Mealworms Can Convert Styrofoam Waste Into Usable Soil, New Study Reveals
This could be very hopeful news in light of the amount of Styrofoam and other petroleum-based plastics we consume: Americans throw away 25 billion Styrofoam cups every year, and they will not decompose for thousands of years. Probably not all on their own, but new research suggests they can help.
“Our findings have opened a new door to solving the global plastic pollution problem”, Wu said.
The papers, published in Environmental Science and Technology, are the first to provide detailed evidence of bacterial degradation of plastic in an animal’s gut.
Researchers led by Stanford University in USA and Beihang University in China found that the mealworm – the larval form of the darkling beetle – can safely subsist on a diet of Styrofoam and other kinds of polystyrene, with bacteria in the worm’s gut biodegrading the plastic as part of its digestive process.
Wei-Min Wu and his colleagues at the university’s Department of Civil and Environmental Engineering raised a hundred mealworms from birth strictly on styrofoam, which the creatures can digest thanks to a type of bacteria in their gut.
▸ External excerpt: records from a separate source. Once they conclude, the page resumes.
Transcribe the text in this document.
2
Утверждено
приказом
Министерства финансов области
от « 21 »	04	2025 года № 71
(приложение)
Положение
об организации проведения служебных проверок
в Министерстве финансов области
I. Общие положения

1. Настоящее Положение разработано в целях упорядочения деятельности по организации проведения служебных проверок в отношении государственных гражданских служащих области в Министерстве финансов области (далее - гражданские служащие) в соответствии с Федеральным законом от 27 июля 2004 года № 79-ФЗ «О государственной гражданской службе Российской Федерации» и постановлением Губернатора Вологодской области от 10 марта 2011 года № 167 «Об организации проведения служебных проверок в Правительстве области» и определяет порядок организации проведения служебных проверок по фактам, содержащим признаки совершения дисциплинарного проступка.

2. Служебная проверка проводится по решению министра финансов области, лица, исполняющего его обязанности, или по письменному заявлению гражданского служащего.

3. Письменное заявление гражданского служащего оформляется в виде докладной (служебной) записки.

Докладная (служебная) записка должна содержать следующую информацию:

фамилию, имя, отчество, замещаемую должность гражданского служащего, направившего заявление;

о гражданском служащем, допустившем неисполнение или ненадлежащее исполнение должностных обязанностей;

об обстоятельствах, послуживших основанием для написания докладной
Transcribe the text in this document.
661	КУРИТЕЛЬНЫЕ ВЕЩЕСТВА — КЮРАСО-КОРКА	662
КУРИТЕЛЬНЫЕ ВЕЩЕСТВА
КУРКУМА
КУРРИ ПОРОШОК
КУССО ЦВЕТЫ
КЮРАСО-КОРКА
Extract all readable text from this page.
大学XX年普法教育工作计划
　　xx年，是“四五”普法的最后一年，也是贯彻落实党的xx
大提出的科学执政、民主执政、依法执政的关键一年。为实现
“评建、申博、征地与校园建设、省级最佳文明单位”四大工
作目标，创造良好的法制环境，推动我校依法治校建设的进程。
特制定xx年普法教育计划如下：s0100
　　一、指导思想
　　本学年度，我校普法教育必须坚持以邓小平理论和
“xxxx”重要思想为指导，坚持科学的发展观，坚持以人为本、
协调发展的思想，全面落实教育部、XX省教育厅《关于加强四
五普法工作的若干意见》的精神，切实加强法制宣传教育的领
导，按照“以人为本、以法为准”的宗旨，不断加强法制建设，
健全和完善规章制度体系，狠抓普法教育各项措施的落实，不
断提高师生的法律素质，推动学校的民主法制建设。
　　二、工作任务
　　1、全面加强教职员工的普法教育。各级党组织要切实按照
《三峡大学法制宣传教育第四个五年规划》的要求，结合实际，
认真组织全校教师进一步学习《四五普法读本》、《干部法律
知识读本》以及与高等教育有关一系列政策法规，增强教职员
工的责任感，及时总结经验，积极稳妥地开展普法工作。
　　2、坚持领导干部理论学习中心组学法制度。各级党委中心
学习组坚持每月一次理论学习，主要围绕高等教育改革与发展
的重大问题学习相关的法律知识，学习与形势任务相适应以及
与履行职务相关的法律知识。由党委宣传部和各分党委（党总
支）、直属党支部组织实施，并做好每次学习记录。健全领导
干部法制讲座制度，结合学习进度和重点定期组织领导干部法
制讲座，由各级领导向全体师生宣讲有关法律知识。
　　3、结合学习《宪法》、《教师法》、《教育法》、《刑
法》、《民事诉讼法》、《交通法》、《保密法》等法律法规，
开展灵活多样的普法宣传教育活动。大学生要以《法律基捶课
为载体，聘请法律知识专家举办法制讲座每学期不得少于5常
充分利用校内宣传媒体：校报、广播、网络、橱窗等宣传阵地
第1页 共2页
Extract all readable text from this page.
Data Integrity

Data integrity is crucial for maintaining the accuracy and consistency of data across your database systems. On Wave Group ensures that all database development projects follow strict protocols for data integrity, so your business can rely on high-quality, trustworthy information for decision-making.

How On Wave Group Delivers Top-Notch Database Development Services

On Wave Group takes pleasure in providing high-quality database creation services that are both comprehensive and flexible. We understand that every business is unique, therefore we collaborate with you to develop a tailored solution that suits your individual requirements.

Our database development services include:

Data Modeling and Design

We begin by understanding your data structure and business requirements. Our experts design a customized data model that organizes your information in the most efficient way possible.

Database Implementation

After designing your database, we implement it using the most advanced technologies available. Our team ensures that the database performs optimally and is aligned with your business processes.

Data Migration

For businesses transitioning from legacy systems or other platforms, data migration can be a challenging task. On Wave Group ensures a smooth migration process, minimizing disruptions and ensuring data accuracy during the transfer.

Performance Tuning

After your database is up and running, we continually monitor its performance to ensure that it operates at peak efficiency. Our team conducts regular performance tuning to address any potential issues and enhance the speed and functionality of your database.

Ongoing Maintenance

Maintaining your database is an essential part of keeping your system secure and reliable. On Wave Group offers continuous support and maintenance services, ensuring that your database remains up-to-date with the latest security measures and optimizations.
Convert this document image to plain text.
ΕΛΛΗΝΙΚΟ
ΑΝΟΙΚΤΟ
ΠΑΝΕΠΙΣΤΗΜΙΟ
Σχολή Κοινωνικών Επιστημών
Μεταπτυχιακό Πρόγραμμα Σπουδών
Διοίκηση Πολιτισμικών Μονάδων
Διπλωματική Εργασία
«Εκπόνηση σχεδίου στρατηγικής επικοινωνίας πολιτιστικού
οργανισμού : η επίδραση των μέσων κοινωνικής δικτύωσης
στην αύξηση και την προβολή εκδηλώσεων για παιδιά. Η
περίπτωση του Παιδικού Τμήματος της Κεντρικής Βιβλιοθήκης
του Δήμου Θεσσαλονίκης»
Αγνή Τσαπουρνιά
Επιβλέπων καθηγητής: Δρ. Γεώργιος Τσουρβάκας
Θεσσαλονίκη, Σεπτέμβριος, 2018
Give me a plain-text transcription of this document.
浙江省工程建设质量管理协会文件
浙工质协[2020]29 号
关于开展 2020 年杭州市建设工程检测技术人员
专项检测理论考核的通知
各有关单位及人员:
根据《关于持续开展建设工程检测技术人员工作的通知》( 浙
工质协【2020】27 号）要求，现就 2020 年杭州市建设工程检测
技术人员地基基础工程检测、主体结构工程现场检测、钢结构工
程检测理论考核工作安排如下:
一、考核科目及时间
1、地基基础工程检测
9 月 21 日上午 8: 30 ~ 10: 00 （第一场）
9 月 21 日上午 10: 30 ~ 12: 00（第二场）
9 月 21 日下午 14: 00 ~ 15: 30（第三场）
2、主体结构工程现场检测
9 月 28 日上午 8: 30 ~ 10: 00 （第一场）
Researchers show that the mealworm can live on a plastic diet. About half the consumed material was converted to carbon dioxide as would be done with any other food source.
Within 24 hours, the mealworms excreted the majority of the plastic as biodegraded pieces similar in appearance to rabbit faeces.
After a month, the Styrofoam-fed mealworms were as healthy as those eating the bran flake diet, said Dr. Wu, and their waste appeared to be safe to use as compost for crops. The findings are significant because it was previously thought that these substances were non-biodegradable – meaning they ended up in landfill (or worse, our oceans, where they’d accumulate for decades). When researchers fed mealworms antibiotics and then plastic, that plastic was not degraded.
“There’s a possibility of really important research coming out of freaky places”, said Craig Criddle, a professor of civil and environmental engineering who supervised the research. Plastic waste is a particular concern in the ocean, where it pollutes habitats and kills countless seabirds, fish, turtles and other marine life. “Sometimes, science surprises us”.
More work is needed, researchers say, to identify the microbes essential to the digestion of plastics. The research will require scientists to look into the enzymes that break down polymers, in order to determine how to best degrade the plastics – and maybe guide manufacturers in designing polymers that break down more easily.